Cutoff Frequency Detection (CFD)

CDF analyses the lowest sampling rate possible by applying ARCO. Measuring an optical channel in the case of microscopy, the sampling rate configured by the operator is taken first. CDF then simulates lower frequency sampling rates and detects the lowest sampling rate where it is still possible to detect 99% of the cells correctly. To analyze mitochondrial energetics a high sampling rate is necessary. We performed experiments in HeLa cell loaded with TMRM (50 nM), imaging with the Olympus IX81 at 20x magnification for a period of 8 hours, at 30 second increments. For the Hoechst channel the LIFE X-PLRORER used nuclei tracking based on the method of least squares. The highest sampling frequency set to 30 s and lowest was configured to 20min. After 20 min, on runtime, the LifeExplorer then was able to detect a suitable sampling frequency. The lowest sampling rate of 20min was still suitable to track 99% of the objects. Using the cut-off frequency detection (CFD), the amount of data could be reduced to 51% which is almost equal to a twofold information density increase. The computation time to segment the nuclei was reduced tenfold.

 

Model Based Autofocus Algorithm Selection (MBAAS)

MBAAS

Figure 6 Surface modeling and acceleration workflow. Automated selection of the best focus algorithm and acceleration of the autofocus step. Part (a) shows the workflow how to accelerate the focusing step while the maximal amount of in-focus images as reached. Sampling a reference well of the slide with many positions, a surface model can be created. The model serves as a ground truth reference which can be used to automatically select the best focus algorithm. In a next step, the optimal sub-sampling for all others well can be computed, which maximizes the focusing while the maximal amount of in-focus images is kept. (b) shows a result of the surface modeling using a third order fit. (c) visualizes exemplarily three different algorithms with the same accuracy, but difference precisions. Part (d) shows an acceleration curve depending on the number of focused and approximated spots.

 

Region Of Interest Based Alignment (ROIBA)

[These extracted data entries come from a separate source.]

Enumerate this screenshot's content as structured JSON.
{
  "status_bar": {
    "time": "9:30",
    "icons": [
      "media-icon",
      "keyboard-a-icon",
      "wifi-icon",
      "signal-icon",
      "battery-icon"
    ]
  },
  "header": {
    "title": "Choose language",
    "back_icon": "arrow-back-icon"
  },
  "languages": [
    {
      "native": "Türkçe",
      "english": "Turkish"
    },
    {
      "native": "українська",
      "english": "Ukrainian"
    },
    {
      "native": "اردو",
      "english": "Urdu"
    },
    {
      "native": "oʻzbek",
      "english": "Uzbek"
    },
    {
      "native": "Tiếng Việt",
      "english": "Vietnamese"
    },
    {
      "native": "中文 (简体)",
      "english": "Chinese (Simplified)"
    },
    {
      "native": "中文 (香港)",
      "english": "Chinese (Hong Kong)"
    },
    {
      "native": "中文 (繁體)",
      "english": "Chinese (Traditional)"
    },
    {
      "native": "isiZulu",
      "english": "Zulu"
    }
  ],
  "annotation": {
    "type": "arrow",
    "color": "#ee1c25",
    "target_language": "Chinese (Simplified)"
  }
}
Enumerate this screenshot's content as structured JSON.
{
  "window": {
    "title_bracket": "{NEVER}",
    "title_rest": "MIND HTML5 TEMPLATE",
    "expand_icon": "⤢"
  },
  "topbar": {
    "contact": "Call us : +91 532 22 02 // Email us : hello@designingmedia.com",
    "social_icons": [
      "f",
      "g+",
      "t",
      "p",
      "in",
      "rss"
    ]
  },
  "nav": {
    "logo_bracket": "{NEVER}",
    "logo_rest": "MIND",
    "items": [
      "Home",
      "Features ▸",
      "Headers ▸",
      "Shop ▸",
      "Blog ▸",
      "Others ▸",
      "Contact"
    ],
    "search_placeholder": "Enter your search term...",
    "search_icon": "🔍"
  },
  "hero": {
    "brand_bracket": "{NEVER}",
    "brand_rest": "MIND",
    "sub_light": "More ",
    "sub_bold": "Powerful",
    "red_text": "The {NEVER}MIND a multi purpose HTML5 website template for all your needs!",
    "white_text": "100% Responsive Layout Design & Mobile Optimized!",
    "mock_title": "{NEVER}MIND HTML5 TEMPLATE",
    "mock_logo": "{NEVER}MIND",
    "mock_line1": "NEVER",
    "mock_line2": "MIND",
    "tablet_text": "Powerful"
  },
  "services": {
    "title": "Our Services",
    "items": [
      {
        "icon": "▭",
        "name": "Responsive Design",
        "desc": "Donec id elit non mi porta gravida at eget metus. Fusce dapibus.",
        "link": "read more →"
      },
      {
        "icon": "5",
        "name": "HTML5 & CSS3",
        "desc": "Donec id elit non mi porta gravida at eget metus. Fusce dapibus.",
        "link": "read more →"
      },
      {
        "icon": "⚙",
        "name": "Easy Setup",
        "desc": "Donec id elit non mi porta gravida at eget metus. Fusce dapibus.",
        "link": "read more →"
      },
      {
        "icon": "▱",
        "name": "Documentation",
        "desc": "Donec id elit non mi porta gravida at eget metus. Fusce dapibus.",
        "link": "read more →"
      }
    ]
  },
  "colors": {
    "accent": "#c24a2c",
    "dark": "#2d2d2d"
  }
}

Once a live cell sample has to be taken down from the microscope in order to do a washing etc. like it was necessary for the reassembly of the Golgi apparati, the position of the cells after putting the sample back will not be exactly the same due to mechanical impreciseness of the sample carriers. We therefore implemented a re-alignment function. After putting the sample back to the microscope, by a macro a bigger area (5x5) is taken as a stitched image. The original reference image before taken away the sample is then searched and the positions are realigned by the difference vector.